I have a small app that expects the output of imposm3. I’m only extracting a subset of the data such as buildings, addresses and POI’s. Right now I only use a country .pbf export.
Now I want to start my “production” app with planet.osm.pbf on the smallest hetzner server having 4GB RAM and currently 60gb storage. The first bottleneck seems to be the initial import of planet.osm.pbf. The imposm3 doc mention the following
An import in diff-mode on a Hetzner AX102 server (AMD Ryzen 9 7950X3D, 256GB RAM and NVMe storage) of a 78GB planet PBF (2024-01-29) with generalized tables and spatial indices, etc. takes around 7:30h. This is for an import that is ready for minutely updates. The non-diff mode is even faster.
Now my question is: Do I really need all of that hardware if I don’t care about the duration too much?
What is the minimally required hardware given days for the initial import?
I tried seeding the database from my development machine (48GB RAM, plenty storage + CPU) via SSH Port Forwarding to my production database but ran into an obscure "no space left on disk in query COPY" error after 8 hours. Yet when I check the storage usage on my server, it still had 25GB of storage available.

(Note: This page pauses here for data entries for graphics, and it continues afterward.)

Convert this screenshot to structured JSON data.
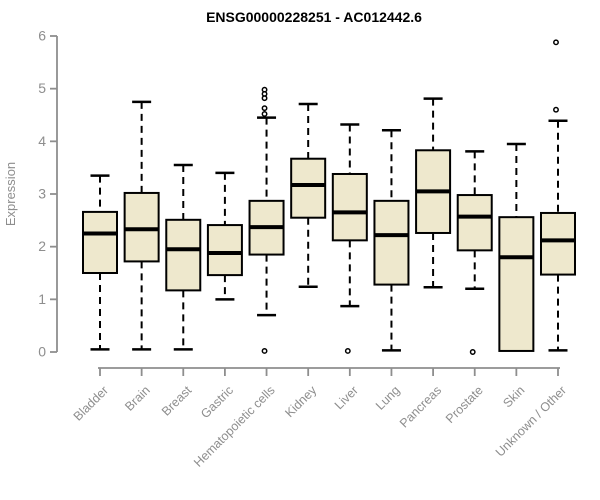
{
  "chart_data": {
    "type": "boxplot",
    "title": "ENSG00000228251 - AC012442.6",
    "ylabel": "Expression",
    "xlabel": "",
    "ylim": [
      0,
      6
    ],
    "yticks": [
      0,
      1,
      2,
      3,
      4,
      5,
      6
    ],
    "grid": false,
    "legend": "none",
    "categories": [
      "Bladder",
      "Brain",
      "Breast",
      "Gastric",
      "Hematopoietic cells",
      "Kidney",
      "Liver",
      "Lung",
      "Pancreas",
      "Prostate",
      "Skin",
      "Unknown / Other"
    ],
    "series": [
      {
        "category": "Bladder",
        "whisker_low": 0.05,
        "q1": 1.5,
        "median": 2.25,
        "q3": 2.66,
        "whisker_high": 3.35,
        "outliers": []
      },
      {
        "category": "Brain",
        "whisker_low": 0.05,
        "q1": 1.72,
        "median": 2.33,
        "q3": 3.02,
        "whisker_high": 4.75,
        "outliers": []
      },
      {
        "category": "Breast",
        "whisker_low": 0.05,
        "q1": 1.17,
        "median": 1.95,
        "q3": 2.51,
        "whisker_high": 3.55,
        "outliers": []
      },
      {
        "category": "Gastric",
        "whisker_low": 1.0,
        "q1": 1.46,
        "median": 1.88,
        "q3": 2.41,
        "whisker_high": 3.4,
        "outliers": []
      },
      {
        "category": "Hematopoietic cells",
        "whisker_low": 0.7,
        "q1": 1.85,
        "median": 2.37,
        "q3": 2.87,
        "whisker_high": 4.45,
        "outliers": [
          4.98,
          4.9,
          4.82,
          4.63,
          4.52,
          0.02
        ]
      },
      {
        "category": "Kidney",
        "whisker_low": 1.24,
        "q1": 2.55,
        "median": 3.17,
        "q3": 3.67,
        "whisker_high": 4.71,
        "outliers": []
      },
      {
        "category": "Liver",
        "whisker_low": 0.87,
        "q1": 2.12,
        "median": 2.65,
        "q3": 3.38,
        "whisker_high": 4.32,
        "outliers": [
          0.02
        ]
      },
      {
        "category": "Lung",
        "whisker_low": 0.03,
        "q1": 1.28,
        "median": 2.22,
        "q3": 2.87,
        "whisker_high": 4.21,
        "outliers": []
      },
      {
        "category": "Pancreas",
        "whisker_low": 1.23,
        "q1": 2.26,
        "median": 3.05,
        "q3": 3.83,
        "whisker_high": 4.81,
        "outliers": []
      },
      {
        "category": "Prostate",
        "whisker_low": 1.2,
        "q1": 1.93,
        "median": 2.57,
        "q3": 2.98,
        "whisker_high": 3.81,
        "outliers": [
          0.0
        ]
      },
      {
        "category": "Skin",
        "whisker_low": 0.02,
        "q1": 0.02,
        "median": 1.8,
        "q3": 2.56,
        "whisker_high": 3.95,
        "outliers": []
      },
      {
        "category": "Unknown / Other",
        "whisker_low": 0.03,
        "q1": 1.47,
        "median": 2.12,
        "q3": 2.64,
        "whisker_high": 4.39,
        "outliers": [
          5.88,
          4.6
        ]
      }
    ],
    "colors": {
      "box_fill": "#EEE8CD",
      "box_stroke": "#000000",
      "median": "#000000",
      "whisker": "#000000",
      "outlier": "#000000",
      "axis": "#8e8e8e",
      "tick_label": "#8e8e8e",
      "title": "#000000",
      "background": "#ffffff"
    }
  }
}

I can attach a bigger disk to my server, but I don’t even know how much storage I realistically would need. Maybe it’s a RAM issue? I really don’t want to over provision too hard since I plan to let it run for a long time without any return on investment.
As usual, once I give up, write something, I find a possible solution.

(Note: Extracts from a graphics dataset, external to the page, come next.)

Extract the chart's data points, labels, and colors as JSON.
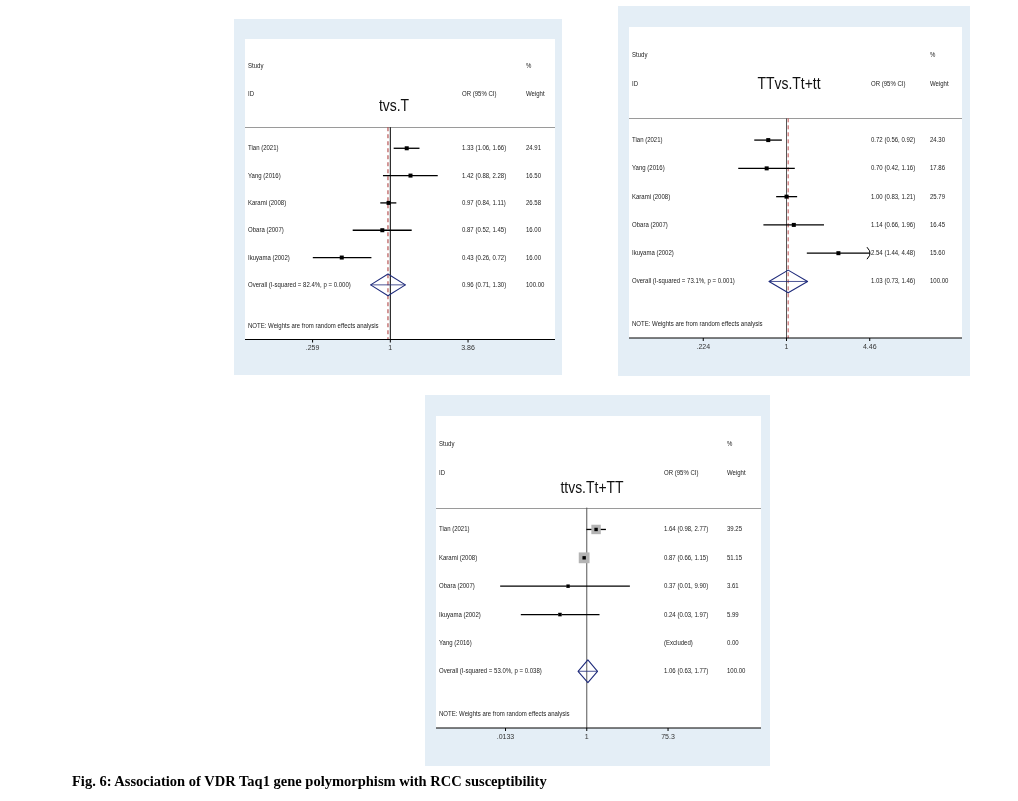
{
  "chart_data": [
    {
      "type": "scatter",
      "title": "tvs.T",
      "orientation": "horizontal",
      "log": "x",
      "categories": [
        "Tian (2021)",
        "Yang (2016)",
        "Karami (2008)",
        "Obara (2007)",
        "Ikuyama (2002)",
        "Overall (I-squared = 82.4%, p = 0.000)"
      ],
      "series": [
        {
          "color": "#000000",
          "marker": "square",
          "values": [
            1.33,
            1.42,
            0.97,
            0.87,
            0.43,
            null
          ],
          "errors": [
            [
              1.06,
              1.66
            ],
            [
              0.88,
              2.28
            ],
            [
              0.84,
              1.11
            ],
            [
              0.52,
              1.45
            ],
            [
              0.26,
              0.72
            ],
            null
          ]
        },
        {
          "color": "#1f2b7b",
          "marker": "diamond",
          "values": [
            null,
            null,
            null,
            null,
            null,
            0.96
          ],
          "errors": [
            null,
            null,
            null,
            null,
            null,
            [
              0.71,
              1.3
            ]
          ]
        }
      ],
      "xlim": [
        0.08,
        17.5
      ],
      "xticks": [
        {
          "value": 0.259,
          "label": ".259"
        },
        1,
        3.86
      ],
      "ref_lines": [
        {
          "axis": "x",
          "value": 1,
          "color": "#000000"
        },
        {
          "axis": "x",
          "value": 0.96,
          "color": "#a83232",
          "line_style": "dashed"
        }
      ],
      "annotations": [
        "Study",
        "ID",
        "OR (95% CI)",
        "%",
        "Weight",
        "1.33 (1.06, 1.66)",
        "24.91",
        "1.42 (0.88, 2.28)",
        "16.50",
        "0.97 (0.84, 1.11)",
        "26.58",
        "0.87 (0.52, 1.45)",
        "16.00",
        "0.43 (0.26, 0.72)",
        "16.00",
        "0.96 (0.71, 1.30)",
        "100.00",
        "NOTE: Weights are from random effects analysis"
      ]
    },
    {
      "type": "scatter",
      "title": "TTvs.Tt+tt",
      "orientation": "horizontal",
      "log": "x",
      "categories": [
        "Tian (2021)",
        "Yang (2016)",
        "Karami (2008)",
        "Obara (2007)",
        "Ikuyama (2002)",
        "Overall (I-squared = 73.1%, p = 0.001)"
      ],
      "series": [
        {
          "color": "#000000",
          "marker": "square",
          "values": [
            0.72,
            0.7,
            1.0,
            1.14,
            2.54,
            null
          ],
          "errors": [
            [
              0.56,
              0.92
            ],
            [
              0.42,
              1.16
            ],
            [
              0.83,
              1.21
            ],
            [
              0.66,
              1.96
            ],
            [
              1.44,
              4.48
            ],
            null
          ]
        },
        {
          "color": "#1f2b7b",
          "marker": "diamond",
          "values": [
            null,
            null,
            null,
            null,
            null,
            1.03
          ],
          "errors": [
            null,
            null,
            null,
            null,
            null,
            [
              0.73,
              1.46
            ]
          ]
        }
      ],
      "xlim": [
        0.059,
        23.4
      ],
      "xticks": [
        {
          "value": 0.224,
          "label": ".224"
        },
        1,
        4.46
      ],
      "ref_lines": [
        {
          "axis": "x",
          "value": 1,
          "color": "#555555"
        },
        {
          "axis": "x",
          "value": 1.03,
          "color": "#c05050",
          "line_style": "dashed"
        }
      ],
      "annotations": [
        "Study",
        "ID",
        "OR (95% CI)",
        "%",
        "Weight",
        "0.72 (0.56, 0.92)",
        "24.30",
        "0.70 (0.42, 1.16)",
        "17.86",
        "1.00 (0.83, 1.21)",
        "25.79",
        "1.14 (0.66, 1.96)",
        "16.45",
        "2.54 (1.44, 4.48)",
        "15.60",
        "1.03 (0.73, 1.46)",
        "100.00",
        "NOTE: Weights are from random effects analysis"
      ]
    },
    {
      "type": "scatter",
      "title": "ttvs.Tt+TT",
      "orientation": "horizontal",
      "log": "x",
      "categories": [
        "Tian (2021)",
        "Karami (2008)",
        "Obara (2007)",
        "Ikuyama (2002)",
        "Yang (2016)",
        "Overall (I-squared = 53.0%, p = 0.038)"
      ],
      "series": [
        {
          "color": "#b4b4b4",
          "marker": "square",
          "values": [
            1.64,
            0.87,
            0.37,
            0.24,
            null,
            null
          ],
          "errors": [
            [
              0.98,
              2.77
            ],
            null,
            [
              0.01,
              9.9
            ],
            [
              0.03,
              1.97
            ],
            null,
            null
          ],
          "sizes": [
            0.767,
            1,
            0.071,
            0.117,
            null,
            null
          ]
        },
        {
          "color": "#1f2b7b",
          "marker": "diamond",
          "values": [
            null,
            null,
            null,
            null,
            null,
            1.06
          ],
          "errors": [
            null,
            null,
            null,
            null,
            null,
            [
              0.63,
              1.77
            ]
          ]
        }
      ],
      "xlim": [
        0.00033,
        10550
      ],
      "xticks": [
        {
          "value": 0.0133,
          "label": ".0133"
        },
        1,
        75.3
      ],
      "ref_lines": [
        {
          "axis": "x",
          "value": 1,
          "color": "#555555"
        }
      ],
      "annotations": [
        "Study",
        "ID",
        "OR (95% CI)",
        "%",
        "Weight",
        "1.64 (0.98, 2.77)",
        "39.25",
        "0.87 (0.66, 1.15)",
        "51.15",
        "0.37 (0.01, 9.90)",
        "3.61",
        "0.24 (0.03, 1.97)",
        "5.99",
        "(Excluded)",
        "0.00",
        "1.06 (0.63, 1.77)",
        "100.00",
        "NOTE: Weights are from random effects analysis",
        "Fig. 6: Association of VDR Taq1 gene polymorphism with RCC susceptibility"
      ]
    }
  ]
}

The -appendcache flag of imposm3 could to be the magic. Need to see whether all of the country files of https://download.geofabrik.de work.

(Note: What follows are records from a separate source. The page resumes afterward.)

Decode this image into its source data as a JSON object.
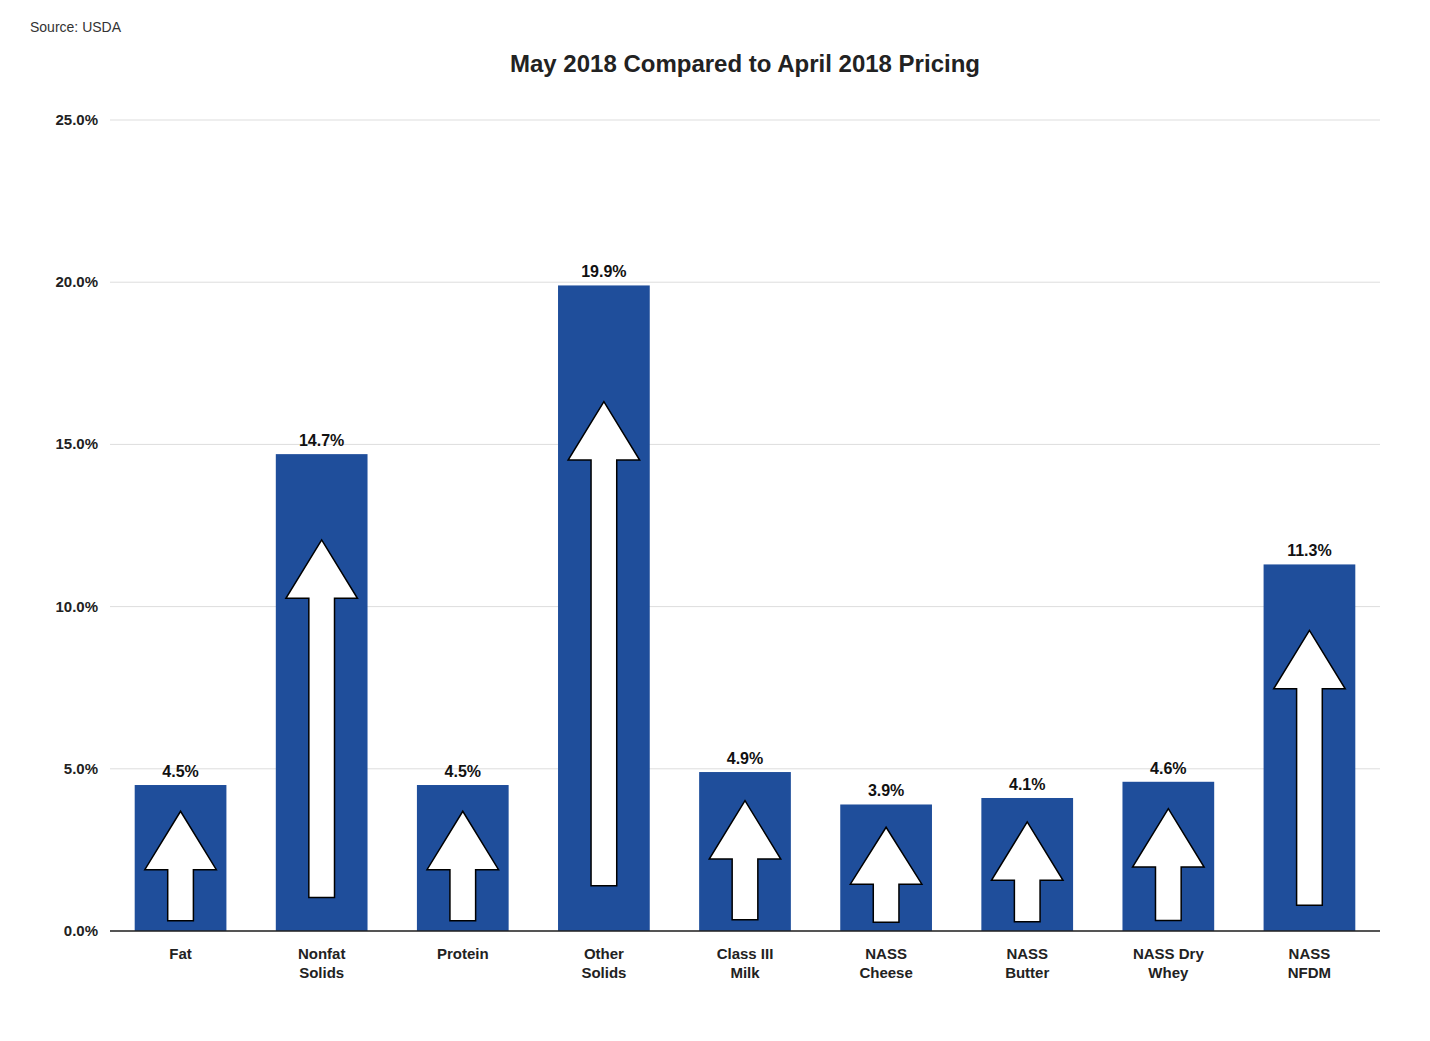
{
  "chart_data": {
    "type": "bar",
    "title": "May 2018 Compared to April 2018 Pricing",
    "annotations": [
      "Source: USDA"
    ],
    "categories": [
      "Fat",
      "Nonfat\nSolids",
      "Protein",
      "Other\nSolids",
      "Class III\nMilk",
      "NASS\nCheese",
      "NASS\nButter",
      "NASS Dry\nWhey",
      "NASS\nNFDM"
    ],
    "values": [
      4.5,
      14.7,
      4.5,
      19.9,
      4.9,
      3.9,
      4.1,
      4.6,
      11.3
    ],
    "value_labels": [
      "4.5%",
      "14.7%",
      "4.5%",
      "19.9%",
      "4.9%",
      "3.9%",
      "4.1%",
      "4.6%",
      "11.3%"
    ],
    "data_labels": true,
    "color": "#1F4E9B",
    "ylim": [
      0,
      25
    ],
    "yticks": [
      {
        "value": 0,
        "label": "0.0%"
      },
      {
        "value": 5,
        "label": "5.0%"
      },
      {
        "value": 10,
        "label": "10.0%"
      },
      {
        "value": 15,
        "label": "15.0%"
      },
      {
        "value": 20,
        "label": "20.0%"
      },
      {
        "value": 25,
        "label": "25.0%"
      }
    ],
    "grid": true
  }
}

My appendcache setup seems to work. But the VPS is still too slow and I added 500GB of storage. 2 shared vCPU and 4GB RAM also seem to be too little. Right now it will take approximately 5 days to import all of Europe, so roughly 20 Days for the planet. So whoever wants to use a small VPS, 2 CPU cores and 4GB RAM are too little for the world. But 8GB RAM and 4 Cores seem to be reasonable. 10 Days for the initial import.
In the OpenStreetMap data model, ways contain a list of node IDs only. However, PostGIS (and almost all other GIS software) store lines and polygons as a list of coordinates. Therefore, data consumes like Osm2pgsql or Imposm have to maintain a cache of all node locations (a mapping of uint64 → (int32, int32)) to build the geometry of the linestring/polygon.
You could store this cache in swap memory but it will make things painfully slow because accessing the cache is purely random IO. It will not take hours or days, it will take multiple weeks for the whole planet.
Consider switching to Osm2pgsql. It is as fast but works with 128 GB RAM only (maybe even 96 GB). Compared to a couple of years ago, it can be configured better. Back in these days, Imposm was a better choice for some use cases. But nowadays Osm2pgsql has caught up.
I recommend one of the dedicated servers by Hetzner, not their (little) cloud machines.